Falsehood Techniques.

  1. Ignorance

  2. Error

  3. Bias, and Wishful thinking

  4. Loading, Framing, Suggestion Obscurantism,

  5. Fiction, Inflation, Conflation

  6. Fictionalism (idealism, pseudoscience, supernaturalism, (primary means of overloading)

  7. Deceit. (full fiction)

  8. (Conspiracy – Scale 2)

  9. (Propagandism – Scale 3)

  10. (Institutionalization – Scale 4)

If you cannot answer these questions or do not understand them you cannot know if you speak the truth, or if you are polluting the commons with fantasy, bias, error, or deception.
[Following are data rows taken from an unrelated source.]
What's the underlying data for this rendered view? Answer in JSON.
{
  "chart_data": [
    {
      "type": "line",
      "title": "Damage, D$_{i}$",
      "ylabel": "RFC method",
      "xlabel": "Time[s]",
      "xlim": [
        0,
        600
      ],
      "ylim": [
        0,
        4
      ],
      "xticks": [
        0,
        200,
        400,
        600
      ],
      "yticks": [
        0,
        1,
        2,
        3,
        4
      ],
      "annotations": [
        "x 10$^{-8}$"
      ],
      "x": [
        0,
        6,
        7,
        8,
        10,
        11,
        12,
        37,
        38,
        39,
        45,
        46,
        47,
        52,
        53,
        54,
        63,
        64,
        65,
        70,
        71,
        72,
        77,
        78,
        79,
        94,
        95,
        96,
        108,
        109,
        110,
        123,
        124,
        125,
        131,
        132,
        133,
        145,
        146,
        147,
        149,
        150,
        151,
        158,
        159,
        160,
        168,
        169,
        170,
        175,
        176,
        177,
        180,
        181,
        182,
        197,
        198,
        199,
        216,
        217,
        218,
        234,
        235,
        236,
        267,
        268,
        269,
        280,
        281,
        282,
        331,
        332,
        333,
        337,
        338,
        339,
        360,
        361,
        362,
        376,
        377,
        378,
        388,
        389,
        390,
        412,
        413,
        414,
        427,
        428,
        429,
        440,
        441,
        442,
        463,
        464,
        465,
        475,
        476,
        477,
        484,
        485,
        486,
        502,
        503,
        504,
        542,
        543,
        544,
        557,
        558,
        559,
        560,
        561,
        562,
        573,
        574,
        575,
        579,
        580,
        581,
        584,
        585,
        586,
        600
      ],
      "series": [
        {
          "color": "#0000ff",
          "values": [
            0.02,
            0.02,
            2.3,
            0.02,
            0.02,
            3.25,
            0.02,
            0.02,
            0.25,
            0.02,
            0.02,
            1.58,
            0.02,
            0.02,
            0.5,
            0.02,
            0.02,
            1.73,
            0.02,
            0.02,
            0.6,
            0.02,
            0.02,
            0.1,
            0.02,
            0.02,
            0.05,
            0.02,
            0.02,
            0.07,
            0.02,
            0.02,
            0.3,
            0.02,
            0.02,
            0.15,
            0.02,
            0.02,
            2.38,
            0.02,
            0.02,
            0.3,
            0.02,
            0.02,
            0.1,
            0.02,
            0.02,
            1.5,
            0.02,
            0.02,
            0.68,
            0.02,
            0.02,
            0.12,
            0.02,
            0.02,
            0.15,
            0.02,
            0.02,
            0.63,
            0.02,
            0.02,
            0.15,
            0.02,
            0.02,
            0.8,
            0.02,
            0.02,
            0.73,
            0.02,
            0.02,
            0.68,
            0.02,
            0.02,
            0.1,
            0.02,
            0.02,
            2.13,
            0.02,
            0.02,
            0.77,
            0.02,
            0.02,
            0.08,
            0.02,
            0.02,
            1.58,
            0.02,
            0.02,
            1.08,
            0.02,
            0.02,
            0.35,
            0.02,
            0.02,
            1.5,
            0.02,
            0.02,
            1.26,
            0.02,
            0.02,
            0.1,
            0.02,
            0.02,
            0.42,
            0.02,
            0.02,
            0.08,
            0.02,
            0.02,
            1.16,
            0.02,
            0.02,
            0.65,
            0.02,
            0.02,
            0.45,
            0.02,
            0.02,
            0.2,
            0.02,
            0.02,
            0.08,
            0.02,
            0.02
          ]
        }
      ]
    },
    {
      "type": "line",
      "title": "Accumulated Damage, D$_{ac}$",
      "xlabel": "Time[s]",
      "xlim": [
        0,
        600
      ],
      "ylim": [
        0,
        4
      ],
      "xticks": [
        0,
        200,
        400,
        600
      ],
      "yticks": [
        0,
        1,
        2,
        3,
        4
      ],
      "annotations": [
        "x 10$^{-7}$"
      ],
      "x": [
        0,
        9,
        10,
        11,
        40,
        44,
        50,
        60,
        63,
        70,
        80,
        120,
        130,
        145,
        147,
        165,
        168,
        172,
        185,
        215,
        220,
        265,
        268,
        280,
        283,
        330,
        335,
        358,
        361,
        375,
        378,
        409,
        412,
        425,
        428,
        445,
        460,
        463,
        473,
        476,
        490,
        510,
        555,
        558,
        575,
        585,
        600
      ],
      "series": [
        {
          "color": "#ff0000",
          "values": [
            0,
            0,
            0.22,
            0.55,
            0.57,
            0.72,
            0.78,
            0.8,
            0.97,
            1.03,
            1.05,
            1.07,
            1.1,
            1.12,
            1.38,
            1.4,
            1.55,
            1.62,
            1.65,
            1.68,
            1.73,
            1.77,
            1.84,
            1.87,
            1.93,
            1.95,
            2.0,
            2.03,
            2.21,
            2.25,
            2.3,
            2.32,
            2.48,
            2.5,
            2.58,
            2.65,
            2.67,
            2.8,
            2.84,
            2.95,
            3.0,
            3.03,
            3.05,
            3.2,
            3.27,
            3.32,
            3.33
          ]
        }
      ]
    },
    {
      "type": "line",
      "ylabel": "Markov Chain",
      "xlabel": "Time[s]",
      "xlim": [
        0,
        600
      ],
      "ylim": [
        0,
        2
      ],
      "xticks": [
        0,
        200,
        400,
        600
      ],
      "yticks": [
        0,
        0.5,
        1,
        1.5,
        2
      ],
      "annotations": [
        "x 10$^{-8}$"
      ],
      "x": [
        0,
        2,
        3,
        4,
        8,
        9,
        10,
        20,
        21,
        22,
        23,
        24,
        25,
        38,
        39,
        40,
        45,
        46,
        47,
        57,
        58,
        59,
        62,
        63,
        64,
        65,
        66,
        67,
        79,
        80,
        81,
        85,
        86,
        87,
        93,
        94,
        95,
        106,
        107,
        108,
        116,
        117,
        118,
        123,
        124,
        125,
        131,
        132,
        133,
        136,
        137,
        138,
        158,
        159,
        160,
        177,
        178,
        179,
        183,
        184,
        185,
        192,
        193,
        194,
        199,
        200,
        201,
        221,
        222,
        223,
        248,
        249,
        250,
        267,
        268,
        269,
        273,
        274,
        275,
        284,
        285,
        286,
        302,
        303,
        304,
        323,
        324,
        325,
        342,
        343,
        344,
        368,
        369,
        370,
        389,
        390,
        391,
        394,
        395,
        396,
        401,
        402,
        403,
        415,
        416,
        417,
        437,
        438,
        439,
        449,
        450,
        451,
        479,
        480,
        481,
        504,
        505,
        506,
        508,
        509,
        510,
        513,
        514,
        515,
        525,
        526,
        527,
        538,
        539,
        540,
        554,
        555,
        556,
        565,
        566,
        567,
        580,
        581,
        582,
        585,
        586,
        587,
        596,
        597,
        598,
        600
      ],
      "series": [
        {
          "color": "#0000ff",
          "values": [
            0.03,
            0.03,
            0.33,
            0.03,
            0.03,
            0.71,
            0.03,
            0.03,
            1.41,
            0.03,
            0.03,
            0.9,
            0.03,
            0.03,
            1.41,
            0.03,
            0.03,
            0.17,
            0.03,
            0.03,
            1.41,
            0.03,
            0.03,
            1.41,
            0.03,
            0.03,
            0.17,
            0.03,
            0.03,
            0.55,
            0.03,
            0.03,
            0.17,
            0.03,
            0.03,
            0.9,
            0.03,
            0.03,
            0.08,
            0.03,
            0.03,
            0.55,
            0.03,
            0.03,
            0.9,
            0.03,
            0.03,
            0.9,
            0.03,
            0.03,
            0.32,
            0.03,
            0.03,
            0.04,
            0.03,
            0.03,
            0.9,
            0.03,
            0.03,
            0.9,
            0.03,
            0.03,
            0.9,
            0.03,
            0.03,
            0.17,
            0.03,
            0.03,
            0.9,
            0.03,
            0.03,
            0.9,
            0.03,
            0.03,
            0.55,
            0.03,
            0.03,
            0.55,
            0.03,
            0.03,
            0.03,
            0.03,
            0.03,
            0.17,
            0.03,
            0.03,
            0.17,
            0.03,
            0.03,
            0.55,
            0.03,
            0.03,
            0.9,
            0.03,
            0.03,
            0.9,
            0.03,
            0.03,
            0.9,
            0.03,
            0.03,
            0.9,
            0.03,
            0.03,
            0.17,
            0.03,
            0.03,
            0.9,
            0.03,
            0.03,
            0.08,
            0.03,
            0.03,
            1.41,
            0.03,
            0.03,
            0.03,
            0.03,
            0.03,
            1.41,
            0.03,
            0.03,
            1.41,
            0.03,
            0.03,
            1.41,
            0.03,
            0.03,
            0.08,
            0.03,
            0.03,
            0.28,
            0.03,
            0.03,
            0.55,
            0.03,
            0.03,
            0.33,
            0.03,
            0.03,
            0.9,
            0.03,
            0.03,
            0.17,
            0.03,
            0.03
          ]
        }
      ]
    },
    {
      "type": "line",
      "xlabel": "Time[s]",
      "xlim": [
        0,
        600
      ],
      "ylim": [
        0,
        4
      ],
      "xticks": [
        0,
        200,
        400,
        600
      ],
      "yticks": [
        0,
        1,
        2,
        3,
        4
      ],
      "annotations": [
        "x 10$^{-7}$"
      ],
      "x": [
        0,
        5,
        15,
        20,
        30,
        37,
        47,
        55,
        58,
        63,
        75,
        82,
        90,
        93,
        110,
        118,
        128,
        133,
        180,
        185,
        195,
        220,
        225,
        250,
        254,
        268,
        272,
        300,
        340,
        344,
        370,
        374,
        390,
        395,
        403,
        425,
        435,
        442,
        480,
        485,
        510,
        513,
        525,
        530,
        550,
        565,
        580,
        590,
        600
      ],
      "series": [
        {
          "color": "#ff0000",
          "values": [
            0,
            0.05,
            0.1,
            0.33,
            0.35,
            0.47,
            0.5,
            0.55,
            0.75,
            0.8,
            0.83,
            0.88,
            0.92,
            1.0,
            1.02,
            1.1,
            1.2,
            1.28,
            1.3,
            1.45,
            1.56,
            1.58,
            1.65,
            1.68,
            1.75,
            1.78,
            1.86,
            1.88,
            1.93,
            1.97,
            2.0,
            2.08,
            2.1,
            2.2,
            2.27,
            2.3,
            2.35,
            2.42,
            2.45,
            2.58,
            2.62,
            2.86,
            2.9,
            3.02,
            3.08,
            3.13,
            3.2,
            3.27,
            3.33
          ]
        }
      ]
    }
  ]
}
EVIL < IMMORAL < UNETHICAL < |AMORAL| > ETHICAL > MORAL > GOOD.

MORAL (USAGE)

The term “Moral” can be used in a specific sense or a general sense. Either as behavior that imposes costs anonymously and indirectly, or as a general term to refer to all moral, ethical, and criminal behavior.

Specific:

  1. In the series criminal, ethical, and moral, criminal refers to overt crimes, ethical to crimes of interpersonal informational asymmetry (crimes against a person you deal with), and moral to indirect crimes of informational asymmetry (crimes against the social order).

General:

  1. Objective (decidable) morality: non imposition / reciprocity (Productive, fully informed, warrantied, voluntary transfer, free of imposition of costs against demonstrated investments by externality.)

  2. Normative morality: that portfolio of norms that in the aggregate produce a group evolutionary strategy, and therefore immoral and moral actions may be judged objectively or normatively.

  3. Subjective moral intuitions: that moral intuition we possess because of the combination of genetics, environment and training, and our attempt to survive genetic , social, and economic competition. These may be judged normatively and objectively.

  4. Fictional Morality: those wishful arguments we make.. etc. These may be judged subjectively, normatively, and objectively.

CLOSING

The question is, how can we speak in a manner that limits the semantics, grammar, and syntax to constant relations that are invulnerable to, resistant to, or which expose, the various falsehoods that skew, eliminate, or replace, existing constant relations?